Often, the data is reformatted for transmission. Commonly, track 2 data (i.e. the data following the ‘;’ in the example above) will be stripped of the ‘=’ sign and sent out. Certain variants of POS malware do encrypt the data for transmission, which makes credit card data exfiltration very difficult to detect via content filtering. The transport methods used by a subset of POS malware observed in the past year have included HTTP Posts, HTTP Gets, FTP and SMB/NetBIOS. The Target POS malware connects to a specific UNC path and copies data to a shared directory [9]. IPS signatures based on searching for valid credit card numbers will often catch the credit card data being exfiltrated as long as the data is not encrypted. If a local intrusion detection mechanism can detect attempted reads across process memory, this will help with identifying memory scraping. If memory protection can be put in place that prevents access to memory across the various processes, this should prevent the memory scraping, which would prevent the credit card data being gathered in the first place.

Variants of the Zeus banking trojan have terrorized the banking industry for years, accounting for losses of hundreds of millions of dollars. The Gameover Zeus variant alone has accounted for over $100 million in theft since 2011 [10]. There are many different variants of the Zeus banking trojan and they use various methods for exfiltrating banking information.

Variants of the Zeus trojan have been known to check the Internet Explorer browsing history and address bar for a list of known banking websites. If any such sites are found, Zeus prepares a mock-up of the site which is then served to the victim when they try to browse to it. The mocked up web pages are actually just a ruse to harvest login credentials for those sites. Once gathered, the login credentials are encrypted, stored in a data file, and then transmitted to a remote server via HTTP Post [11]. In this case, by the time the data is exfiltrated, it’s very late in the process. Stopping the infection before it gets to that point is no doubt preferable. In order to catch the outbound traffic, filtering on known servers (typically serving ‘coolstar.php’) can be very helpful.

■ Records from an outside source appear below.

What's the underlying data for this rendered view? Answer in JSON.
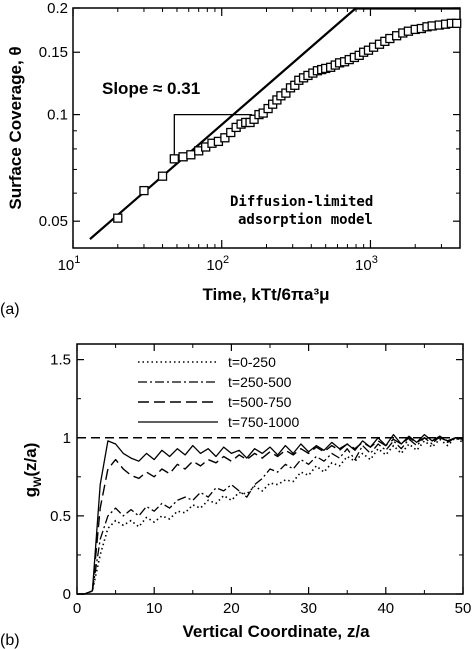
{
  "chart_data": [
    {
      "panel_label": "(a)",
      "type": "scatter",
      "xscale": "log",
      "yscale": "log",
      "xlim": [
        10,
        4000
      ],
      "ylim": [
        0.042,
        0.2
      ],
      "xticks": [
        10,
        100,
        1000
      ],
      "xtick_labels": [
        {
          "base": "10",
          "exp": "1"
        },
        {
          "base": "10",
          "exp": "2"
        },
        {
          "base": "10",
          "exp": "3"
        }
      ],
      "yticks": [
        0.05,
        0.1,
        0.15,
        0.2
      ],
      "ytick_labels": [
        "0.05",
        "0.1",
        "0.15",
        "0.2"
      ],
      "xlabel": "Time, kTt/6πa³μ",
      "ylabel": "Surface Coverage, θ",
      "annotations": {
        "slope": "Slope ≈ 0.31",
        "model_line1": "Diffusion-limited",
        "model_line2": "adsorption model"
      },
      "fit_line": {
        "x": [
          13,
          800
        ],
        "y": [
          0.0445,
          0.2
        ]
      },
      "slope_triangle": {
        "x": [
          48,
          160
        ],
        "y": [
          0.076,
          0.1
        ]
      },
      "upper_line": {
        "x": [
          800,
          4000
        ],
        "y": [
          0.2,
          0.2
        ]
      },
      "points": {
        "x": [
          20,
          30,
          40,
          48,
          55,
          62,
          70,
          78,
          86,
          95,
          105,
          115,
          125,
          135,
          145,
          155,
          165,
          178,
          190,
          205,
          220,
          235,
          250,
          270,
          290,
          310,
          330,
          355,
          380,
          410,
          440,
          470,
          500,
          540,
          580,
          620,
          670,
          720,
          780,
          840,
          900,
          970,
          1050,
          1150,
          1250,
          1350,
          1500,
          1650,
          1800,
          2000,
          2200,
          2400,
          2600,
          2900,
          3200,
          3500,
          3800
        ],
        "y": [
          0.051,
          0.061,
          0.067,
          0.075,
          0.076,
          0.077,
          0.079,
          0.081,
          0.083,
          0.084,
          0.086,
          0.089,
          0.092,
          0.094,
          0.095,
          0.095,
          0.097,
          0.1,
          0.101,
          0.104,
          0.107,
          0.11,
          0.113,
          0.115,
          0.119,
          0.121,
          0.125,
          0.127,
          0.129,
          0.131,
          0.133,
          0.134,
          0.135,
          0.136,
          0.138,
          0.14,
          0.141,
          0.143,
          0.145,
          0.147,
          0.15,
          0.152,
          0.155,
          0.158,
          0.161,
          0.164,
          0.167,
          0.17,
          0.172,
          0.174,
          0.175,
          0.177,
          0.178,
          0.179,
          0.18,
          0.181,
          0.181
        ]
      }
    },
    {
      "panel_label": "(b)",
      "type": "line",
      "xlim": [
        0,
        50
      ],
      "ylim": [
        0,
        1.6
      ],
      "xticks": [
        0,
        10,
        20,
        30,
        40,
        50
      ],
      "yticks": [
        0,
        0.5,
        1,
        1.5
      ],
      "ytick_labels": [
        "0",
        "0.5",
        "1",
        "1.5"
      ],
      "xlabel": "Vertical Coordinate, z/a",
      "ylabel": "g",
      "ylabel_sub": "W",
      "ylabel_tail": "(z/a)",
      "reference_line": {
        "y": 1,
        "label": ""
      },
      "series": [
        {
          "name": "t=0-250",
          "x": [
            0,
            1,
            2,
            3,
            4,
            5,
            6,
            7,
            8,
            9,
            10,
            11,
            12,
            13,
            14,
            15,
            16,
            17,
            18,
            19,
            20,
            21,
            22,
            23,
            24,
            25,
            26,
            27,
            28,
            29,
            30,
            31,
            32,
            33,
            34,
            35,
            36,
            37,
            38,
            39,
            40,
            41,
            42,
            43,
            44,
            45,
            46,
            47,
            48,
            49,
            50
          ],
          "y": [
            0,
            0,
            0.02,
            0.25,
            0.42,
            0.47,
            0.44,
            0.47,
            0.43,
            0.49,
            0.46,
            0.5,
            0.48,
            0.53,
            0.52,
            0.57,
            0.55,
            0.6,
            0.58,
            0.63,
            0.6,
            0.65,
            0.64,
            0.69,
            0.66,
            0.71,
            0.7,
            0.73,
            0.72,
            0.78,
            0.76,
            0.82,
            0.78,
            0.84,
            0.82,
            0.88,
            0.85,
            0.9,
            0.86,
            0.93,
            0.89,
            0.95,
            0.9,
            0.96,
            0.92,
            0.98,
            0.94,
            0.99,
            0.95,
            1.0,
            0.97
          ]
        },
        {
          "name": "t=250-500",
          "x": [
            0,
            1,
            2,
            3,
            4,
            5,
            6,
            7,
            8,
            9,
            10,
            11,
            12,
            13,
            14,
            15,
            16,
            17,
            18,
            19,
            20,
            21,
            22,
            23,
            24,
            25,
            26,
            27,
            28,
            29,
            30,
            31,
            32,
            33,
            34,
            35,
            36,
            37,
            38,
            39,
            40,
            41,
            42,
            43,
            44,
            45,
            46,
            47,
            48,
            49,
            50
          ],
          "y": [
            0,
            0,
            0.02,
            0.35,
            0.5,
            0.55,
            0.5,
            0.54,
            0.5,
            0.56,
            0.53,
            0.58,
            0.55,
            0.6,
            0.62,
            0.6,
            0.65,
            0.62,
            0.68,
            0.66,
            0.7,
            0.66,
            0.62,
            0.7,
            0.74,
            0.8,
            0.78,
            0.83,
            0.8,
            0.86,
            0.83,
            0.88,
            0.85,
            0.9,
            0.87,
            0.93,
            0.86,
            0.95,
            0.9,
            0.96,
            0.92,
            0.98,
            0.93,
            0.99,
            0.95,
            1.0,
            0.96,
            1.01,
            0.97,
            1.0,
            0.98
          ]
        },
        {
          "name": "t=500-750",
          "x": [
            0,
            1,
            2,
            3,
            4,
            5,
            6,
            7,
            8,
            9,
            10,
            11,
            12,
            13,
            14,
            15,
            16,
            17,
            18,
            19,
            20,
            21,
            22,
            23,
            24,
            25,
            26,
            27,
            28,
            29,
            30,
            31,
            32,
            33,
            34,
            35,
            36,
            37,
            38,
            39,
            40,
            41,
            42,
            43,
            44,
            45,
            46,
            47,
            48,
            49,
            50
          ],
          "y": [
            0,
            0,
            0.02,
            0.55,
            0.8,
            0.86,
            0.8,
            0.76,
            0.74,
            0.78,
            0.75,
            0.8,
            0.77,
            0.83,
            0.8,
            0.85,
            0.82,
            0.86,
            0.84,
            0.88,
            0.85,
            0.89,
            0.86,
            0.9,
            0.87,
            0.91,
            0.88,
            0.92,
            0.89,
            0.93,
            0.9,
            0.94,
            0.91,
            0.95,
            0.92,
            0.96,
            0.93,
            0.97,
            0.94,
            0.98,
            0.95,
            0.99,
            0.96,
            1.0,
            0.97,
            1.0,
            0.98,
            1.01,
            0.98,
            1.0,
            0.99
          ]
        },
        {
          "name": "t=750-1000",
          "x": [
            0,
            1,
            2,
            3,
            4,
            5,
            6,
            7,
            8,
            9,
            10,
            11,
            12,
            13,
            14,
            15,
            16,
            17,
            18,
            19,
            20,
            21,
            22,
            23,
            24,
            25,
            26,
            27,
            28,
            29,
            30,
            31,
            32,
            33,
            34,
            35,
            36,
            37,
            38,
            39,
            40,
            41,
            42,
            43,
            44,
            45,
            46,
            47,
            48,
            49,
            50
          ],
          "y": [
            0,
            0,
            0.02,
            0.7,
            0.98,
            0.96,
            0.9,
            0.87,
            0.85,
            0.9,
            0.86,
            0.92,
            0.88,
            0.93,
            0.89,
            0.95,
            0.9,
            0.93,
            0.88,
            0.94,
            0.9,
            0.92,
            0.87,
            0.93,
            0.9,
            0.94,
            0.89,
            0.95,
            0.9,
            0.96,
            0.91,
            0.95,
            0.92,
            0.97,
            0.93,
            0.96,
            0.92,
            0.98,
            0.94,
            1.0,
            0.95,
            1.02,
            0.96,
            1.01,
            0.97,
            1.02,
            0.98,
            1.0,
            0.98,
            1.0,
            0.99
          ]
        }
      ]
    }
  ]
}
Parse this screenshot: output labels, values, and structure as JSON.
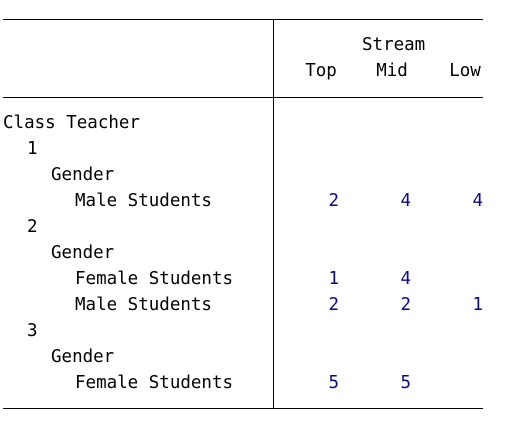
{
  "table": {
    "column_group_label": "Stream",
    "columns": [
      "Top",
      "Mid",
      "Low"
    ],
    "row_header": "Class Teacher",
    "groups": [
      {
        "teacher": "1",
        "subheader": "Gender",
        "rows": [
          {
            "label": "Male Students",
            "values": [
              "2",
              "4",
              "4"
            ]
          }
        ]
      },
      {
        "teacher": "2",
        "subheader": "Gender",
        "rows": [
          {
            "label": "Female Students",
            "values": [
              "1",
              "4",
              ""
            ]
          },
          {
            "label": "Male Students",
            "values": [
              "2",
              "2",
              "1"
            ]
          }
        ]
      },
      {
        "teacher": "3",
        "subheader": "Gender",
        "rows": [
          {
            "label": "Female Students",
            "values": [
              "5",
              "5",
              ""
            ]
          }
        ]
      }
    ]
  },
  "colors": {
    "values": "#0b0b80",
    "lines": "#000000",
    "text": "#000000"
  }
}
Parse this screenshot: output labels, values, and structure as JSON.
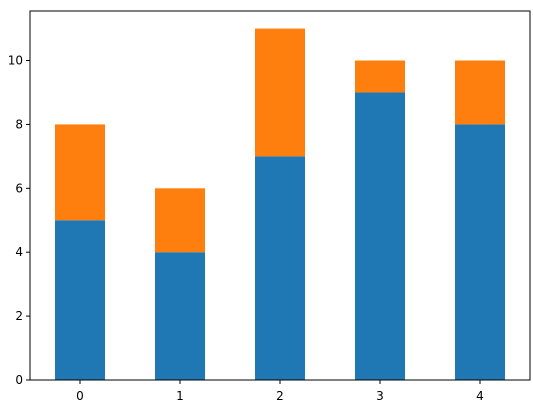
{
  "chart_data": {
    "type": "bar",
    "stacked": true,
    "categories": [
      "0",
      "1",
      "2",
      "3",
      "4"
    ],
    "series": [
      {
        "values": [
          5,
          4,
          7,
          9,
          8
        ],
        "color": "#1f77b4"
      },
      {
        "values": [
          3,
          2,
          4,
          1,
          2
        ],
        "color": "#ff7f0e"
      }
    ],
    "title": "",
    "xlabel": "",
    "ylabel": "",
    "ylim": [
      0,
      11.55
    ],
    "yticks": [
      0,
      2,
      4,
      6,
      8,
      10
    ],
    "grid": false,
    "legend": "none"
  }
}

Beyond just checking for web history, Zeus variants have been known to ransack systems for other sensitive data. The search for sensitive data either to steal or to make additional use of includes the following:

Once the above data has been harvested, it is saved in a file which is then encrypted and sent back to a remote server. As above, it is important to monitor the system locally and catch the malware before the encryption occurs.

Zeus variants have been very successful with keylogging methods and have even created graphical keyloggers that capture screenshots in the case of online banking sites that use graphical or virtual keyboards instead of traditional keyboard-based input methods. Often this data is encrypted before exfiltration, so network-based detection of the data itself becomes extremely difficult. Use of process monitoring and memory protection to detect and stop the malicious processes that gather the information becomes key. Since content filtering on encrypted data is a serious issue, it is all the more important to specify and lock down the servers with which machines containing sensitive data are allowed to communicate. In such a case, it is important to have a blacklist of known exfiltration servers.

Recently, Zeus variants have started to use P2P proxy bots [12]. These proxy bots gather stolen data from other bots in the botnet for exfiltration. Payload messages are all hashed, signed, and then encrypted with RC4 encryption. Detecting the presence of the P2P botnet on the network is key, and can be done by tuning network monitors to detect the P2P keep-alive messages. Keep-alive messages typically have the fourth byte set to 0x00 as a version request type [12]. If a peer fails to answer version request type messages within five tries, then the malware will try to connect to www.google.com or www.bing.com to verify that it has Internet access. Detecting these messages in amongst legitimate HTTP traffic is not always feasible.